Sesak Napas Setiap Pakai Masker? Waspadai Kemungkinan Gangguan Pernapasan

·Bacaan 3 menit

Liputan6.com, Jakarta Penggunaan masker bagi sebagian orang mungkin terasa menyiksa. Ada yang merasa jadi tidak nyaman atau bahkan sesak napas. Padahal, banyak manfaat dari penggunaan masker. Termasuk menjaga berat badan hingga monitor kesehatan

Dokter Michael Triangto SpKO – Spesialis Kedokteran Olahraga sekaligus Direktur Slim&Health Sports Center Jakarta menjelaskan sebenarnya fungsi utama masker itu melindungi diri dari terinfeksi virus Corona serta mencegah menginfeksi orang lain di saat kita sakit.

Namun, ada lima manfaat lainnya dengan menggunakan masker. Berikut rinciannya,

1. Mengukur intensitas latihan

“Apabila kita merasa sesak saat berolahraga dengan masker, hal ini menandakan intensitas latihan yang kita lakukan sudah memasuki intensitas berat,” kata Michael dalam rilisnya.

2. Menjaga berat badan

Ingin bisa mengontrol berat badan? Anda bisa menggunakan masker. Menurut Michael penggunaan masker mencegah kita makan atau minum sesuatu yang dilarang atau secara berlebihan.
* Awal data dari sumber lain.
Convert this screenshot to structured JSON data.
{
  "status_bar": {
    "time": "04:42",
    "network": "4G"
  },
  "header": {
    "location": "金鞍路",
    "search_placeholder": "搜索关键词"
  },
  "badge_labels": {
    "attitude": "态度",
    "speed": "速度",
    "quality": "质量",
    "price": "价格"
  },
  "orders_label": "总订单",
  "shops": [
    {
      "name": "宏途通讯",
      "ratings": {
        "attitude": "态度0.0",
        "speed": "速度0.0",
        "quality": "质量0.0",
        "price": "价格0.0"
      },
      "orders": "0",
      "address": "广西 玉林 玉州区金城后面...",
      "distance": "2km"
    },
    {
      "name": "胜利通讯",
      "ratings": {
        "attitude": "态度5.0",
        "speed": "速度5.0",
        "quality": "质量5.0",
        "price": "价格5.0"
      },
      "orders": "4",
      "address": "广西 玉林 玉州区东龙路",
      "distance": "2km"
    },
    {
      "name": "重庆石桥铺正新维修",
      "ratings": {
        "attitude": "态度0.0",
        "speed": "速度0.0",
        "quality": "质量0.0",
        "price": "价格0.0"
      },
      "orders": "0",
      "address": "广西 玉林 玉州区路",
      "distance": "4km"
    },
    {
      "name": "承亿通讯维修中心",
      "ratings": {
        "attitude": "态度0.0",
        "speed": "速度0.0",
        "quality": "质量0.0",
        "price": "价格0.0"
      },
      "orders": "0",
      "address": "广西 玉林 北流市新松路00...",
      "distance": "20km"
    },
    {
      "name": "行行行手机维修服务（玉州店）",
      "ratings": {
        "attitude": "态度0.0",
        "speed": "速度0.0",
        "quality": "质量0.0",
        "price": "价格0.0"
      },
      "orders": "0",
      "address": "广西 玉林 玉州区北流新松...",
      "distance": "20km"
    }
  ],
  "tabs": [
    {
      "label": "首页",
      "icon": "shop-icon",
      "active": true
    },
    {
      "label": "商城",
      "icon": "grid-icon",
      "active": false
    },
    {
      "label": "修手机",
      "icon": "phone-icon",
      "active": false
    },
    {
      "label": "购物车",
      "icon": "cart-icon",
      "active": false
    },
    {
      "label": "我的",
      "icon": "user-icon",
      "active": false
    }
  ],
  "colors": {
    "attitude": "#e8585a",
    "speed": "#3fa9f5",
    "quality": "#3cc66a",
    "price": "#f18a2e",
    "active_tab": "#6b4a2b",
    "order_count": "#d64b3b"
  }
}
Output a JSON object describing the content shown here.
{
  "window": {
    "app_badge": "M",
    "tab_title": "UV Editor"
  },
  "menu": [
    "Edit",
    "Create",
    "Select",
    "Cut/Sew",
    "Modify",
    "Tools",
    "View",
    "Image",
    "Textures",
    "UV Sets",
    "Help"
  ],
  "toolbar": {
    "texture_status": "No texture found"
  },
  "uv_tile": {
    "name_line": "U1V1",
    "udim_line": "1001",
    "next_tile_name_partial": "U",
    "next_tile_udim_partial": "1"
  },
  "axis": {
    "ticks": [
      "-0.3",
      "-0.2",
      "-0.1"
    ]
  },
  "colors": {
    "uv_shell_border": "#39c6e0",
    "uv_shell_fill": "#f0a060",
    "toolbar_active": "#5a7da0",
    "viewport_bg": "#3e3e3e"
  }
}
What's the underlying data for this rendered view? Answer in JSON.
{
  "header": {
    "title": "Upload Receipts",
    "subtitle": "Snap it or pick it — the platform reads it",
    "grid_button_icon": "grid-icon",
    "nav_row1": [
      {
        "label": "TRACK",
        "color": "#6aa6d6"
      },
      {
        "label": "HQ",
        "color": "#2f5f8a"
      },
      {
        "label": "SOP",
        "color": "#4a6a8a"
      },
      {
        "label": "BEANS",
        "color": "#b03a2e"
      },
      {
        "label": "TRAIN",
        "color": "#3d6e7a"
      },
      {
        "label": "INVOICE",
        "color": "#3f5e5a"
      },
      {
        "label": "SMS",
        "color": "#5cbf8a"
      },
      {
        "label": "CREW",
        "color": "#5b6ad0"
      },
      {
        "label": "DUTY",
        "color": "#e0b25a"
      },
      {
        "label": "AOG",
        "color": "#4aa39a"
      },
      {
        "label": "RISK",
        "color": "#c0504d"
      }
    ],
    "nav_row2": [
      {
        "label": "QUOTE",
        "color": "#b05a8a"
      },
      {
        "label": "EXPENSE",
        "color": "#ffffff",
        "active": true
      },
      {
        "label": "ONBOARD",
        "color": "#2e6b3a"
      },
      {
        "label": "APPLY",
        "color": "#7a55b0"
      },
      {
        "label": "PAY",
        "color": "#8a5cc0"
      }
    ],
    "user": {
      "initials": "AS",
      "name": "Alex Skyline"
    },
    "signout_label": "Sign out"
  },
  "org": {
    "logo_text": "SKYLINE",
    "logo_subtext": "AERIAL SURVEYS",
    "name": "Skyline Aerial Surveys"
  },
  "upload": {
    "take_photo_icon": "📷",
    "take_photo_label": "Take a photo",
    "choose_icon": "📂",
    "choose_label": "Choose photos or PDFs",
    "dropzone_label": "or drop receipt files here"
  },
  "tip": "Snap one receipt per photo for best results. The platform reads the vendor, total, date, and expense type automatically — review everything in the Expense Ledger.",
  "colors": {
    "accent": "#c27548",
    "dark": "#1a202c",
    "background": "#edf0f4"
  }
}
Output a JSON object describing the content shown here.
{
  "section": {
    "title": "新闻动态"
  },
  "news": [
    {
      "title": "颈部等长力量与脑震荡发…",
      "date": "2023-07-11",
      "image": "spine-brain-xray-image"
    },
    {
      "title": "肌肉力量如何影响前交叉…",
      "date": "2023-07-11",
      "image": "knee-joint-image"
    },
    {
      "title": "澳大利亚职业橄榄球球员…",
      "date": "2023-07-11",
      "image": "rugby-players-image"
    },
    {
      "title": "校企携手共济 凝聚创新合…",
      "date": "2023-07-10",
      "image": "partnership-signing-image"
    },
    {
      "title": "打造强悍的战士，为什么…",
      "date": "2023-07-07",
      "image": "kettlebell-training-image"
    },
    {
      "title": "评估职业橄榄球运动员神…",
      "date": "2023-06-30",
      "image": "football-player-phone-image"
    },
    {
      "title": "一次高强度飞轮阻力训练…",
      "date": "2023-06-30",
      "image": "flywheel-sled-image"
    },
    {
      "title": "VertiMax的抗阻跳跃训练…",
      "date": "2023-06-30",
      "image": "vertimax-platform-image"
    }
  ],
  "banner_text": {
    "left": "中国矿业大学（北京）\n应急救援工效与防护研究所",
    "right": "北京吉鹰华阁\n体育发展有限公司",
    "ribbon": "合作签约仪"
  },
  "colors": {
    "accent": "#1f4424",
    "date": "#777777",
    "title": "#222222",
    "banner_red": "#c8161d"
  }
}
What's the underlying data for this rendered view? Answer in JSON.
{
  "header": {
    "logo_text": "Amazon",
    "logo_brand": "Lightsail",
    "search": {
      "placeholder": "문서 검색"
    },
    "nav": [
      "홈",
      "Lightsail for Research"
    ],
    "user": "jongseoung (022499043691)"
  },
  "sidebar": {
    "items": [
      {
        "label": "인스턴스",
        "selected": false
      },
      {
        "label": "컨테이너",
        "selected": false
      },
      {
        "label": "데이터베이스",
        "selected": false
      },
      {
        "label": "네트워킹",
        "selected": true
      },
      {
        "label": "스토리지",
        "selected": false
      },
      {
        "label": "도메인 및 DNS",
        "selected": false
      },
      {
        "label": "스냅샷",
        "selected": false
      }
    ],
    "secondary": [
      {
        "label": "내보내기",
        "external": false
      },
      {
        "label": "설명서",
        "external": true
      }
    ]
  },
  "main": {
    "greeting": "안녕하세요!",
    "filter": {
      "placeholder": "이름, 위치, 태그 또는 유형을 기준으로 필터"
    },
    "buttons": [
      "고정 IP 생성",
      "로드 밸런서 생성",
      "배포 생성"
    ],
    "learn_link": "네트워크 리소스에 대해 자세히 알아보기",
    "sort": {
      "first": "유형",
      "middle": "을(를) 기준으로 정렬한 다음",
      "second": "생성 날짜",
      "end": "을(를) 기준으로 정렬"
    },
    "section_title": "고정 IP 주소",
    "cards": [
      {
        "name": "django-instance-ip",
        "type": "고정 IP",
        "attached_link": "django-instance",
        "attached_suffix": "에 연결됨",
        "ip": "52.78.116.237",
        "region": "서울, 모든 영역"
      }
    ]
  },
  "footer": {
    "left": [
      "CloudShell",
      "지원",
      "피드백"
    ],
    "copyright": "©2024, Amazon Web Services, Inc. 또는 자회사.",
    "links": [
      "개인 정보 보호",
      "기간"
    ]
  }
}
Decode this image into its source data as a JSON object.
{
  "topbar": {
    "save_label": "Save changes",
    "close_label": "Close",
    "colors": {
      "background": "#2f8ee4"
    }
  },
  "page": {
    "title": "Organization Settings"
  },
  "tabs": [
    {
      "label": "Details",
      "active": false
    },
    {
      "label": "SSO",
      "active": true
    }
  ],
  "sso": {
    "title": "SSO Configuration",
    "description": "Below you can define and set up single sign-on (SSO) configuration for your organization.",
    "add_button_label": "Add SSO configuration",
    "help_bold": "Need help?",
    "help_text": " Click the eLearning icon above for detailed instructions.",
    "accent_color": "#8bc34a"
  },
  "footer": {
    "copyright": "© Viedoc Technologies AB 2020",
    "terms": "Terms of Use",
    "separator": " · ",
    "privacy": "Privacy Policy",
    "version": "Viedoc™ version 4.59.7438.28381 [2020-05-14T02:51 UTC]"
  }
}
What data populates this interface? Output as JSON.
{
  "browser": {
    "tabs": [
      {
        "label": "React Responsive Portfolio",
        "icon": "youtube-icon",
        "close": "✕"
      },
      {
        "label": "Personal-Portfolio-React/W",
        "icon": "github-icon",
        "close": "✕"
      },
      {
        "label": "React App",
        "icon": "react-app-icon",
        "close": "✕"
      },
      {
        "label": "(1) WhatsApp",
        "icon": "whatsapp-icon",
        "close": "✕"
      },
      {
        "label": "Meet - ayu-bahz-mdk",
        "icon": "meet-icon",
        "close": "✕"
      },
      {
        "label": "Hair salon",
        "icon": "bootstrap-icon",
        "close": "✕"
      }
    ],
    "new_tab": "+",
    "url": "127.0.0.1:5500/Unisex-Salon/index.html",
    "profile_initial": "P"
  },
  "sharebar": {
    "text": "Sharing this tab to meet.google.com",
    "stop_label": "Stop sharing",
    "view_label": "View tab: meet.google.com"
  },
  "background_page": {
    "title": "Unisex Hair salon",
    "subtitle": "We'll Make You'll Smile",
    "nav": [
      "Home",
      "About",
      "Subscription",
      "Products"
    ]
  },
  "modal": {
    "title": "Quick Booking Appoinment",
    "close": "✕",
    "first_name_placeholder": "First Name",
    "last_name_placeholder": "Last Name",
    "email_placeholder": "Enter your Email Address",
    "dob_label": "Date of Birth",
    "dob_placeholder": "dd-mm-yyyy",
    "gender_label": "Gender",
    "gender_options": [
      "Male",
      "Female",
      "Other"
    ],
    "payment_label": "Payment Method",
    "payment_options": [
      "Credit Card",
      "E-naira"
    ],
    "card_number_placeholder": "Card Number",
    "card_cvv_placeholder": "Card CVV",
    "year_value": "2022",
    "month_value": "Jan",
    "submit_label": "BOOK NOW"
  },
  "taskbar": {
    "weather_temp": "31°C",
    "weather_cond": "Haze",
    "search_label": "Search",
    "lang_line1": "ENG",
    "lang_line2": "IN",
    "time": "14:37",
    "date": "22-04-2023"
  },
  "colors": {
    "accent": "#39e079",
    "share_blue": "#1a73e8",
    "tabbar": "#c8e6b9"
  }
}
Apalagi di masa pandemi COVID-19 ini, orang yang obesitas berisiko lebih besar saat terinfeksi Corona.

Monitor Kesehatan

3. Pengingat

“Saat kita harus menggunakan masker, hal itu menandakan keadaan di luat rumah masih belum aman bagi kesehatan kita,” ujar Michael.

4. Tanggung jawab sosial

Kita tentu tidak ingin disalahkan atau merasa menyesal hanya karena tidak menggunakan masker. Michael bilang apabila kita menggunakan masker, itu menandakan kita orang yang bertanggung jawab terhadap diri sendiri, keluarga dan masyarakat.

5. Monitor kesehatan

Nah, ini bisa menjadi peingat buat Anda yang merasa engap atau sesak setiap menggunakan masker. Michael menjelaskan apabila menggunakan masker membuat Anda merasa sesak napas meski tidak berolahraga, itu bisa menandakan kemungkinan adanya gangguan pada sistem pernapasan.

Masker untuk Penderita Asma

Dikutip Creaky Joints, hanya sedikit orang yang menikmati mengenakan masker kain waja, seperti yang direkomendasikan oleh Pusat Pengendalian dan Pencegahan Penyakit Pusat AS ketika di luar rumah selama pandemi coronavirus. Tetapi apabila Anda memiliki kondisi pernapasan kronis seperti asma atau COPD, menutupi mulut dan hidung Anda bisa menjadi sangat menantang.

Penghalang fisik masker membuat lebih sulit untuk mengambil udara; itu juga memerangkap beberapa karbon dioksida saat Anda mengeluarkan napas, yang berarti Anda akhirnya menghirup udara yang lebih hangat dan lembap.

Meskipun menggoda untuk tidak menggunakan masker wajah, para ahli kesehatan mengatakan tidak menggunakan masker di tempat umum yang ramai selama pandemi coronavirus adalah hal yang tidak boleh.

"Saya merekomendasikan penggunaan masker wajah untuk semua orang di masa-masa ini, terutama bagi penderita asma dan COPD," kata Neil Schachter, MD, profesor medicine, pulmonary, critical care, and sleep medicine, di Mount Sinai Hospital, New York City.

"Kita perlu melindungi mereka yang berisiko, khususnya mereka yang memiliki saluran napas yang rapuh,” katanya menambahkan.

Penderita asma sebelum pergi keluar rumah dengan masker bisa mencoba menggunakan inhaler penyelamat. Cara ini dapat membuka saluran udara dan setidaknya meningkatkan aliran udara awal Anda dalam jangka pendek

Selain itu, meski mengenakan masker mungkin tidak nyaman bagi penderita asma atau COPD, Schachter mengatakan ada beberapa manfaat di luar yang terkait dengan coronavirus.

“Dalam cuaca panas, ini membantu melindungi terhadap dampak berbahaya dari polusi seperti debu dan jamur serta serbuk sari. Di musim dingin ini bertindak sebagai reservoir untuk udara yang dihembuskan hangat, mencegah udara kering yang dingin yang dapat memicu bronkospasme, ”katanya.